I can still find some niches for Opus 4.7 but being able to attack problems and not worry about consumption is a game changer.
I will say, as pointed out by others, DeepSeek and other Chinese providers still lack a bit in the tooling that Claude has, but they'll get there.
Even assuming this holds, what utility you gain by the best models depend completely by your workload. If you have tasks that require performance 10 and DeepSeek has 9, you will gladly pay for SotA models.
All of that will all be legacy in a couple of years. Today's B200 clusters are tomorrow's e-waste. Decentralization might happen gradually or abruptly. But to me it's obvious that we'll be thinking of high-tech tensor processors and GPUs the way we thought of individual transistors and tube amplifiers in the 1980s.
If AI turns out to be the revolution it purports to be, than the underlying hardware will change much more rapidly than it did with ICs and microprocessors in the late 1970s. Today's hot is tomorrow's junk.
No reason to expect Moore's observation to apply there (though, maybe?), but it will have big implications for power usage.
Hardware depreciation timescales are actually getting longer, not shorter, because frontier hardware like B200 clusters is highly bottlenecked. It's not just a RAMpocalypse out there, we're seeing early signs of production bottlenecks with GPUs and maybe even CPUs.
And even then, their is no stickiness. For most use cases there isn’t much value in one frontier model over the other.
Just have to look at the people flocking from one to the other for whatever reason.
The point isn’t that gpt is better, it’s that it is so much better for my work it isn’t even sticky, it’s reinforced concrete.

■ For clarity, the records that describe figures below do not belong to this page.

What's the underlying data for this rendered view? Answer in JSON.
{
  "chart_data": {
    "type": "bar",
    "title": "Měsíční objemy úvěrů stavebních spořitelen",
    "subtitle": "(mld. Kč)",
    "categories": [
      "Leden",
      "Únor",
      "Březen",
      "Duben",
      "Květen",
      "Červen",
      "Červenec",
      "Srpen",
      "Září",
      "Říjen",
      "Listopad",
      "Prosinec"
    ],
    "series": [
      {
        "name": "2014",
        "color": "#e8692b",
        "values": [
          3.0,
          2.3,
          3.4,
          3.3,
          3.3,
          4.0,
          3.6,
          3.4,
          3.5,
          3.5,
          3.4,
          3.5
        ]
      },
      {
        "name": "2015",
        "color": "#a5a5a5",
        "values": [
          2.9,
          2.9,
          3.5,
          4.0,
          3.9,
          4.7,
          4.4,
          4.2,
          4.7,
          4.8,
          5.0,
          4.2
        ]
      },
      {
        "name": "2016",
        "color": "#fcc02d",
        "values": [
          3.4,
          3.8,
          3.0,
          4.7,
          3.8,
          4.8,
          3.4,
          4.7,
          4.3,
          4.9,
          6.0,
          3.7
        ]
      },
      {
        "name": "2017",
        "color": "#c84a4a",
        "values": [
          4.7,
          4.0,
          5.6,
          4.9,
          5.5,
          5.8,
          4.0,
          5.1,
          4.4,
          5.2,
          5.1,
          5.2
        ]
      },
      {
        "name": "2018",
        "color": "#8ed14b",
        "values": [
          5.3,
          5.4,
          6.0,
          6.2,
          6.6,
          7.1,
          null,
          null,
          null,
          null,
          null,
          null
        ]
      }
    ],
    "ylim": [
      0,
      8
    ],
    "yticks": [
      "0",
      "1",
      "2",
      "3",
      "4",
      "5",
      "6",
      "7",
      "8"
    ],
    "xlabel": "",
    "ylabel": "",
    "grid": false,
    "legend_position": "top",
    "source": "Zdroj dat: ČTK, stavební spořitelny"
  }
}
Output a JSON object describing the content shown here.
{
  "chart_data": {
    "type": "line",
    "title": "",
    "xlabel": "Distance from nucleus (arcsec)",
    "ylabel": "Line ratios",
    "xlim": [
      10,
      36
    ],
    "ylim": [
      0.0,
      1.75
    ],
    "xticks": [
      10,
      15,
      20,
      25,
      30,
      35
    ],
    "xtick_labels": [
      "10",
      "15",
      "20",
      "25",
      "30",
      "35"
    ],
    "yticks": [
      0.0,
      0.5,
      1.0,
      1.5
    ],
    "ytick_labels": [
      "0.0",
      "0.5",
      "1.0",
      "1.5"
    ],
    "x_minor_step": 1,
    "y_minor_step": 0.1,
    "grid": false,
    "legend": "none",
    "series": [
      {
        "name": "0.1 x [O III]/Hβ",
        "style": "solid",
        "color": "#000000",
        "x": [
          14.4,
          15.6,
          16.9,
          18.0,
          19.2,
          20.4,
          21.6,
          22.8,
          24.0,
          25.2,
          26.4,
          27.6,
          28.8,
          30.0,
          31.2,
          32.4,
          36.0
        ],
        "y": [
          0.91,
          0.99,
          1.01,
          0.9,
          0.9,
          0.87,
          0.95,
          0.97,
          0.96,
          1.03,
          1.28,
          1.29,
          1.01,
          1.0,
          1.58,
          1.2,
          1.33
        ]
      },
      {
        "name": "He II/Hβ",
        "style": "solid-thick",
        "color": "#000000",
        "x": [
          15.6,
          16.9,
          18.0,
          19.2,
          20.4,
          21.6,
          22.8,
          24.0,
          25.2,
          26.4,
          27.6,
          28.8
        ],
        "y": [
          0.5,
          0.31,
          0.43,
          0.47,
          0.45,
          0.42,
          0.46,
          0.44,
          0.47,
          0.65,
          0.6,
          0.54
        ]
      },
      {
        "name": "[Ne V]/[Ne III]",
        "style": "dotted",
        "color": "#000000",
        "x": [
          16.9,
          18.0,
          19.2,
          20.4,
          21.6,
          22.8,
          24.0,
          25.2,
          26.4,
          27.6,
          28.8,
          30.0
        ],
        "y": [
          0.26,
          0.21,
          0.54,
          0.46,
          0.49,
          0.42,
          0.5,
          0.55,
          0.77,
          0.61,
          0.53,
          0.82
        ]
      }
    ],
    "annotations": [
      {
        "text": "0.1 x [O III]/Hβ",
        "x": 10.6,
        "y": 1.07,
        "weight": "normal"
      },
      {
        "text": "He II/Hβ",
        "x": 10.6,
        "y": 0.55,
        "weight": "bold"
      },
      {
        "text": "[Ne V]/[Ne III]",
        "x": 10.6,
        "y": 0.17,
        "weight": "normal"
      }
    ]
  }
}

I use opus 1% of the time because it writes better and it’s sticky there.
Yes I’ll switch approximately immediately if opus or Gemini (which I use more than opus!) is better for what I do, but at this point frontier model tokens are not fungible.
Over last year it seems that the only thing US labs are ahead is money spent. At least half of technical innovations if not more came from Chinese labs and was published openly.
This is not just about mainland China though. The current US government is extremely selfish and self-centered. Other countries really need to consider for their own long-term situation here.